Apart from respecting the body that you were born with, and looking after it as best you can...the health of your vital organs should be paramount and right at the top of your list.
Why? Well, quite simply, most of us would like to live a full and happy life, and to get as many years under our belts as possible. And…yes, I hear a lot of you saying “quality” rather than “quantity”; and I would whole heartedly agree, because life is for living and having lots of fun, love and laughter along the way.
When someone’s life may be cut short, due to them needing a new liver, they would hope that a liver would become available to them, and that their life would be saved.
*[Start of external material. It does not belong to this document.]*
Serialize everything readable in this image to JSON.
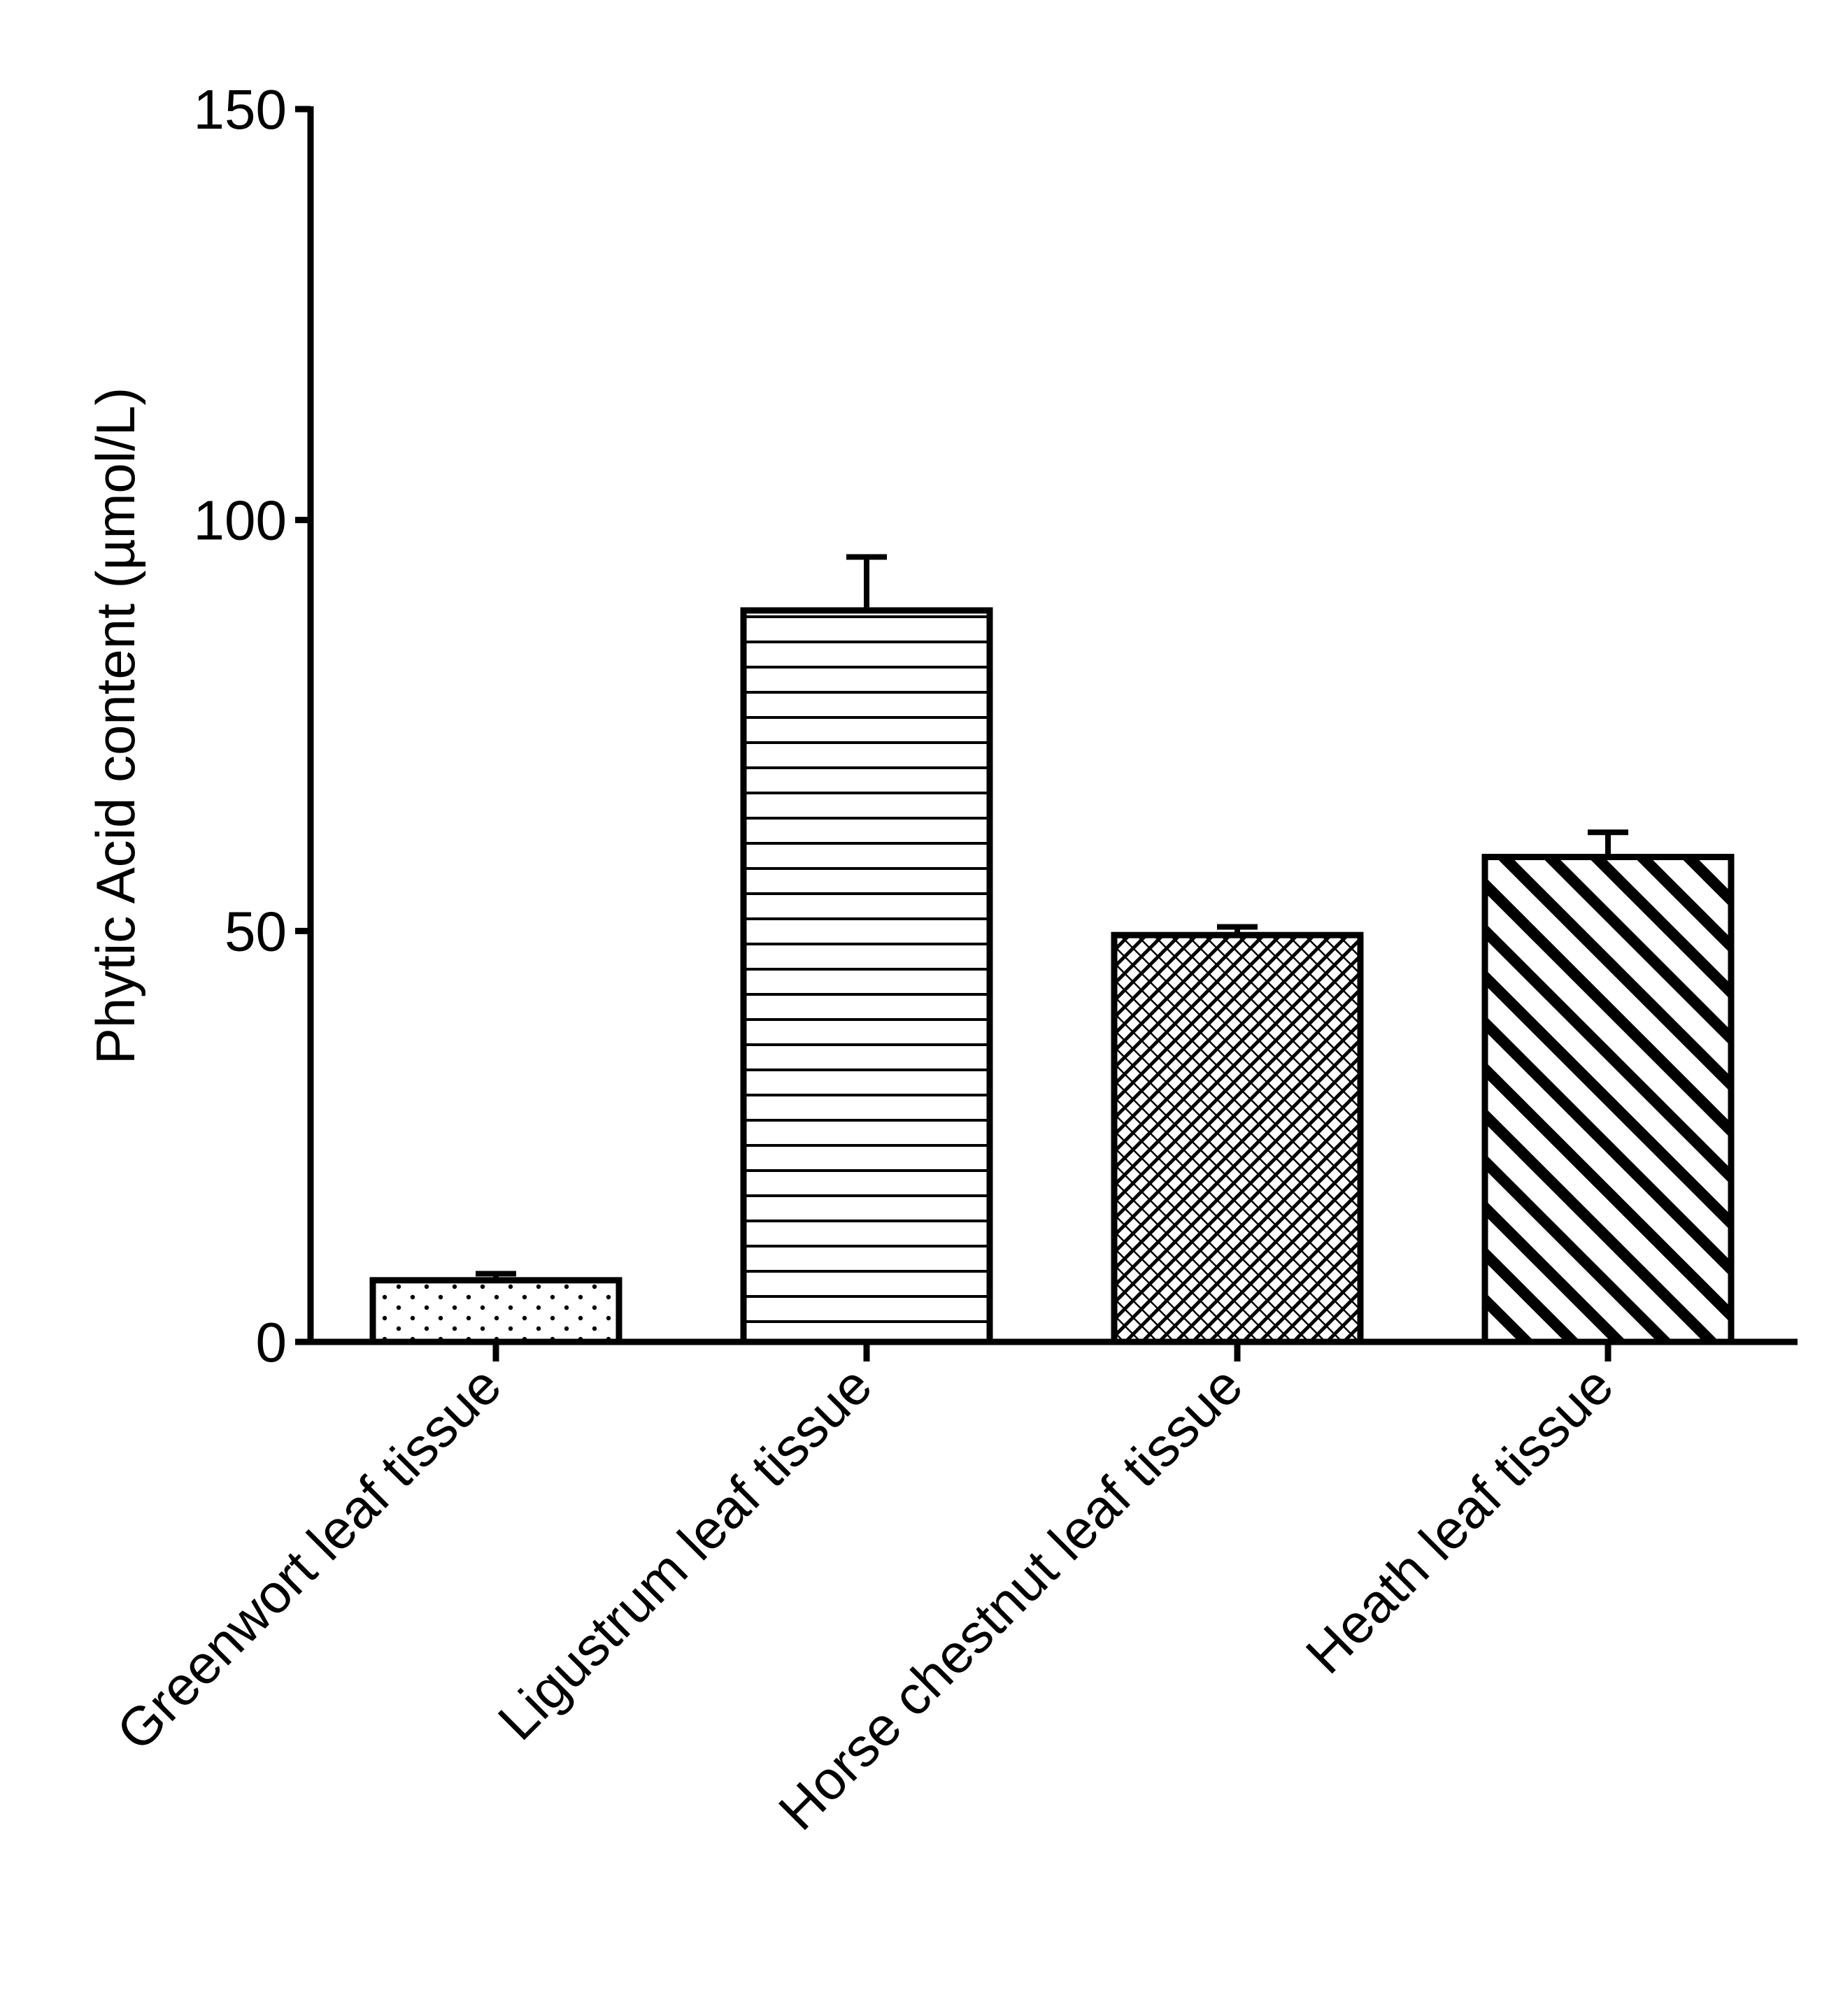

However, as we are all well aware, the brutal fact is that in order to save a life in this way, someone else has to lose their life.
If a liver is made available for transplant, it is matched to the recipient by size and blood group, and if it is a very healthy and problem free liver then that makes it all the better, in respect of giving the recipient the best chance possible.
That all sounds very straightforward doesn’t it, but just imagine if there wasn’t a suitable liver available, and it was your child, spouse, or parent, that was laying there...just waiting.
What would you do? What could you do?
Well…you may be approached by the medical team to be asked if ‘you’ or another family member (or close friend), would consider donating part of your own liver. And…. as hard and as difficult a question that may be to ask, it is a question that possibly would be posed to you.
No doubt, most of us would jump up to nominate ourselves to go through with this, and to hope that our blood group would be compatible, because if there was any chance at all to save a life, it would be worth taking that chance.
Obviously, lots of tests have to be undertaken, and at the end of that process, you would like to be told that the resection for a live liver donation could go ahead.
So…imagine if things didn’t go so well with the testing, and you were told that your liver wasn’t very healthy, but ‘yes’ they could still plan the procedure…however ‘ideally’ the liver should be in a better condition to enable the recipient to have the best possible outcome. OR… to be told that you had liver disease and that it WAS NOT appropriate or possible for you to donate part of your liver.
How would you feel to be told this?
I guess that it would be at this time, and this time alone, that you would give yourself a big kick, and wish that you’d looked after your body a bit better.
For those who’ve unfortunately inherited a serious liver condition, (or naively contracted a virus), and therefore wouldn’t be in a position to offer part of your liver, it would be ‘bad luck’ (and out of your control), but for all those who have incurred a poorly, sub-standard liver due to their lifestyle, it is ‘TOTALLY bad luck’.
Therefore, the moral of my message is, quite purely...please look after your liver. You never know when someone else may need a bit of it.